This is a question I am forever asked. It makes no sense and people of today’s modern era have a tough time understanding it. Why does Atlanta have 2 MLSs? I have no idea. I am certain there is a quirky historical story that goes with it. But, perhaps the more interesting question is, why do we “still” have two MLSs?
Atlanta’s FMLS (1957) and GAMLS (1962) pre-date the modern era by two generations. Most agents have been told some variation of FMLS is for intown use and GAMLS is for rural communities. If you know history, or can remember the Eisenhower administration, a territorial approach to sales made sense at the time. But, for people who have only known a borderless online world, Atlanta’s two-step MLS process, which duplicates work, comes across as yet another money grab sent down from the older generation.
I can’t say I agree with that. But I totally agree with the frustrations. Dragging the past into the future always hurts those on the edges. Most of the time, the past wants to stay around for as long as it can.
A few months ago, Wynd Realty launched an agent recruitment campaign outside the State of Georgia. The theme took advantage of Atlanta’s unique open market by asking agents from around the U.S. to develop remote Georgia sales offices for FREE. No upfront costs, no NAR, no commission splits. (I am always stunned at how many people tell us we are lying?) The campaign was successful, and we wondered if it was something we should continue.

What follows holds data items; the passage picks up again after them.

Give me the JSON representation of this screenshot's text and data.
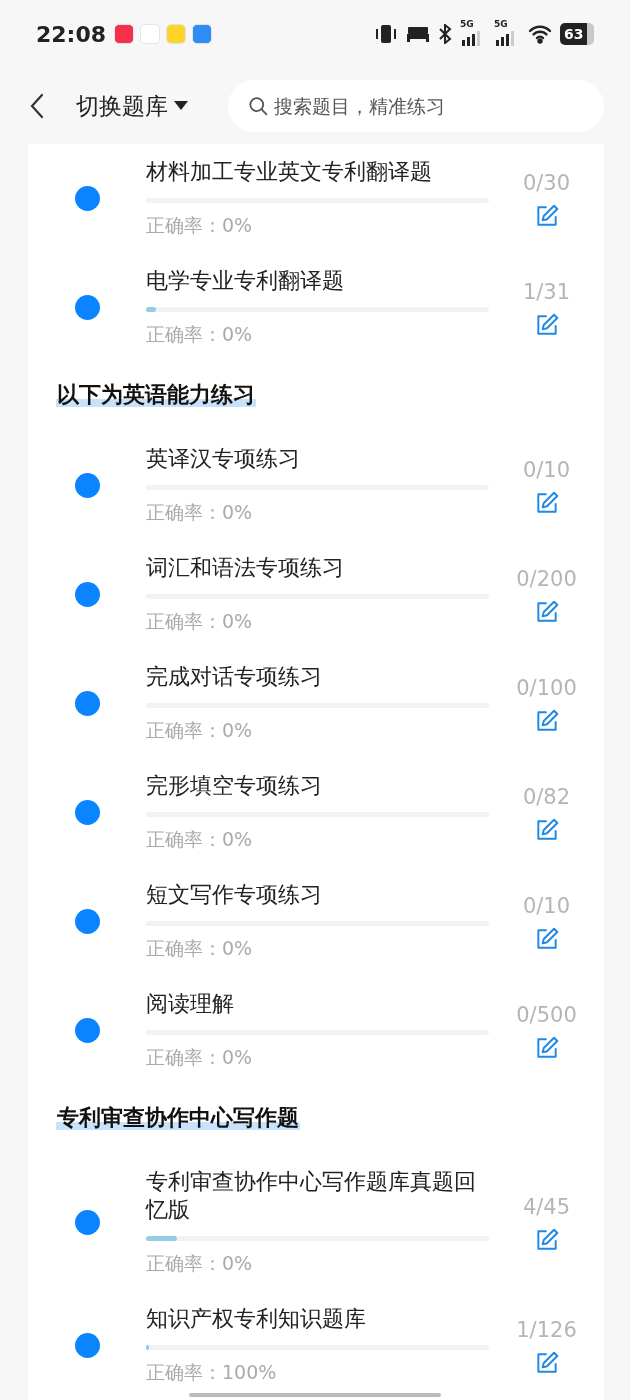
{
  "status_bar": {
    "time": "22:08",
    "signal_labels": [
      "5G",
      "5G"
    ],
    "battery": "63"
  },
  "header": {
    "title": "切换题库",
    "search": {
      "placeholder": "搜索题目，精准练习"
    }
  },
  "sections": [
    {
      "items": [
        {
          "title": "材料加工专业英文专利翻译题",
          "count": "0/30",
          "accuracy": "正确率：0%"
        },
        {
          "title": "电学专业专利翻译题",
          "level": 0.03,
          "count": "1/31",
          "accuracy": "正确率：0%"
        }
      ]
    },
    {
      "heading": "以下为英语能力练习",
      "items": [
        {
          "title": "英译汉专项练习",
          "count": "0/10",
          "accuracy": "正确率：0%"
        },
        {
          "title": "词汇和语法专项练习",
          "count": "0/200",
          "accuracy": "正确率：0%"
        },
        {
          "title": "完成对话专项练习",
          "count": "0/100",
          "accuracy": "正确率：0%"
        },
        {
          "title": "完形填空专项练习",
          "count": "0/82",
          "accuracy": "正确率：0%"
        },
        {
          "title": "短文写作专项练习",
          "count": "0/10",
          "accuracy": "正确率：0%"
        },
        {
          "title": "阅读理解",
          "count": "0/500",
          "accuracy": "正确率：0%"
        }
      ]
    },
    {
      "heading": "专利审查协作中心写作题",
      "items": [
        {
          "title": "专利审查协作中心写作题库真题回忆版",
          "level": 0.09,
          "count": "4/45",
          "accuracy": "正确率：0%"
        },
        {
          "title": "知识产权专利知识题库",
          "level": 0.01,
          "count": "1/126",
          "accuracy": "正确率：100%"
        }
      ]
    }
  ]
}
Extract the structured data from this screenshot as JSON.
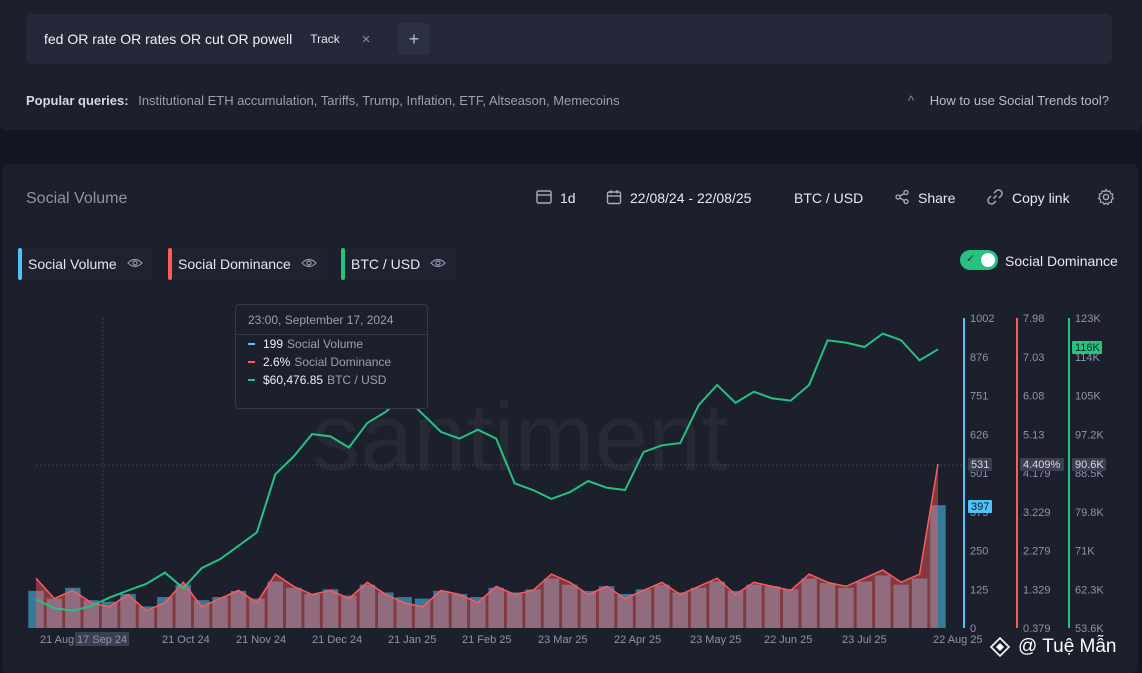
{
  "query": {
    "text": "fed OR rate OR rates OR cut OR powell",
    "track_label": "Track",
    "close_glyph": "×",
    "add_glyph": "+"
  },
  "popular": {
    "label": "Popular queries:",
    "items": "Institutional ETH accumulation, Tariffs, Trump, Inflation, ETF, Altseason, Memecoins"
  },
  "help": {
    "label": "How to use Social Trends tool?"
  },
  "chart_panel": {
    "title": "Social Volume",
    "interval": "1d",
    "date_range": "22/08/24 - 22/08/25",
    "pair": "BTC / USD",
    "share": "Share",
    "copy_link": "Copy link"
  },
  "legend": [
    {
      "label": "Social Volume",
      "color": "#4fc3f7"
    },
    {
      "label": "Social Dominance",
      "color": "#ff5b5b"
    },
    {
      "label": "BTC / USD",
      "color": "#26c281"
    }
  ],
  "toggle": {
    "label": "Social Dominance",
    "on": true
  },
  "watermark_text": "santiment",
  "tooltip": {
    "time": "23:00, September 17, 2024",
    "rows": [
      {
        "value": "199",
        "label": "Social Volume",
        "color": "#4fc3f7"
      },
      {
        "value": "2.6%",
        "label": "Social Dominance",
        "color": "#ff5b5b"
      },
      {
        "value": "$60,476.85",
        "label": "BTC / USD",
        "color": "#26c281"
      }
    ]
  },
  "credit": "@ Tuệ Mẫn",
  "chart_data": {
    "type": "line",
    "x_ticks": [
      "21 Aug",
      "17 Sep 24",
      "21 Oct 24",
      "21 Nov 24",
      "21 Dec 24",
      "21 Jan 25",
      "21 Feb 25",
      "23 Mar 25",
      "22 Apr 25",
      "23 May 25",
      "22 Jun 25",
      "23 Jul 25",
      "22 Aug 25"
    ],
    "axes": {
      "social_volume": {
        "ticks": [
          "1002",
          "876",
          "751",
          "626",
          "501",
          "375",
          "250",
          "125",
          "0"
        ],
        "ylim": [
          0,
          1002
        ],
        "current": "397",
        "crosshair": "531"
      },
      "social_dominance": {
        "ticks": [
          "7.98",
          "7.03",
          "6.08",
          "5.13",
          "4.179",
          "3.229",
          "2.279",
          "1.329",
          "0.379"
        ],
        "ylim": [
          0.379,
          7.98
        ],
        "crosshair": "4.409%"
      },
      "btc_usd": {
        "ticks": [
          "123K",
          "114K",
          "105K",
          "97.2K",
          "88.5K",
          "79.8K",
          "71K",
          "62.3K",
          "53.6K"
        ],
        "ylim": [
          53600,
          123000
        ],
        "current": "116K",
        "crosshair": "90.6K"
      }
    },
    "series": [
      {
        "name": "BTC / USD",
        "color": "#26c281",
        "values": [
          60000,
          58000,
          57500,
          58500,
          60400,
          62000,
          63500,
          66000,
          62500,
          67000,
          69000,
          72000,
          75000,
          88000,
          92000,
          97000,
          96500,
          94000,
          99500,
          102000,
          105500,
          101500,
          97500,
          96000,
          98000,
          96000,
          86000,
          84500,
          82500,
          84000,
          86500,
          85000,
          84500,
          93000,
          94500,
          95000,
          103500,
          108000,
          104000,
          106500,
          105000,
          104500,
          108000,
          118000,
          117500,
          116500,
          119500,
          118000,
          113500,
          116000
        ]
      },
      {
        "name": "Social Volume",
        "color": "#4fc3f7",
        "values": [
          120,
          95,
          130,
          90,
          85,
          110,
          70,
          100,
          140,
          90,
          100,
          120,
          95,
          150,
          130,
          110,
          125,
          105,
          140,
          115,
          100,
          95,
          120,
          110,
          100,
          130,
          115,
          125,
          160,
          140,
          120,
          135,
          110,
          125,
          140,
          115,
          130,
          150,
          120,
          140,
          135,
          125,
          160,
          145,
          130,
          150,
          170,
          140,
          160,
          397
        ]
      },
      {
        "name": "Social Dominance",
        "color": "#ff5b5b",
        "values": [
          1.6,
          1.1,
          1.3,
          1.0,
          0.9,
          1.2,
          0.8,
          1.0,
          1.5,
          0.9,
          1.1,
          1.3,
          1.0,
          1.7,
          1.4,
          1.2,
          1.3,
          1.1,
          1.5,
          1.2,
          1.0,
          0.9,
          1.3,
          1.2,
          1.0,
          1.4,
          1.2,
          1.3,
          1.7,
          1.5,
          1.2,
          1.4,
          1.1,
          1.3,
          1.5,
          1.2,
          1.4,
          1.6,
          1.2,
          1.5,
          1.4,
          1.3,
          1.7,
          1.5,
          1.4,
          1.6,
          1.8,
          1.5,
          1.7,
          4.4
        ]
      }
    ]
  }
}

In an effort to be responsible for our actions we needed to consider the ramifications of what hundreds, or perhaps even thousands of remote sales agents would have on our local market. To help us understand this dynamic, we needed to look at our MLSs. And this is where the story gets weird.
Not only do we have two MLSs, but they each have totally opposite business models. FMLS has no monthly fee but charges on a sale. GAMLS doesn’t charge on a sale but has a monthly fee. Yin and Yang! So, is there a winner if the Atlanta market increases its number of agents? You bet!
FMLS gets paid on sales. A million more agents in the Atlanta market wouldn’t really increase the number of sales that much. GAMLS extends a monthly agent charge. The more the merrier! Every agent in the United States should pay GAMLS for access; why not.
In a dog-eat-dog world these two don’t eat. They happily live side by side. That said, GAMLS has a huge financial edge. Marketing 101 says they should be able to crush FMLS. But they don’t, why? Why isn’t GAMLS advertising and promoting Atlanta’s non-NAR open market? It’s in their best interests to do so. But, they don’t, why? What FMLS and GAMLS are doing goes against traditional competitive capitalism. To quote our friends at CarShield: “who does that?!”
Which MLS is better is another question I get asked a lot. And much like a parent, we never answer. Truth is we don’t care and demonstrating a preference wouldn’t help Wynd Realty in any way so we don’t get involved. But that doesn’t stop us from adding our two cents!
Stop with the small ball! Read the tea leaves of our industry. NAR is cracking. They will beat the DOJ in their lawsuit but at what cost to their community? How poisoned is their well? Additionally, there is seemingly an endless amount of venture money still pouring into the real estate industry. Grab some!
Merge. Create one open, non-NAR juggernaut of an MLS. Take on venture money and position yourself as THE FUTURE. With Compass or SoftBank type of money you should be able to financially pick-off prime MLSs for acquisition. Building a new world order one MLS at a time. You could change the real estate industry! How many people can say they are in a position to do that?
There are nearly 900 MLSs in the United States. Ninety percent of which are owned by NAR. That means change will come from the 10% who stand alone. FMLS/GAMLS, look around the room of your independent contemporaries; you guys are by far the best of the group to lead. So why not you?
Hopefully these two cents will someday land Wynd Realty on the “friends and family list” of an FMLS/GAMLS IPO. You never know. Always thinking big!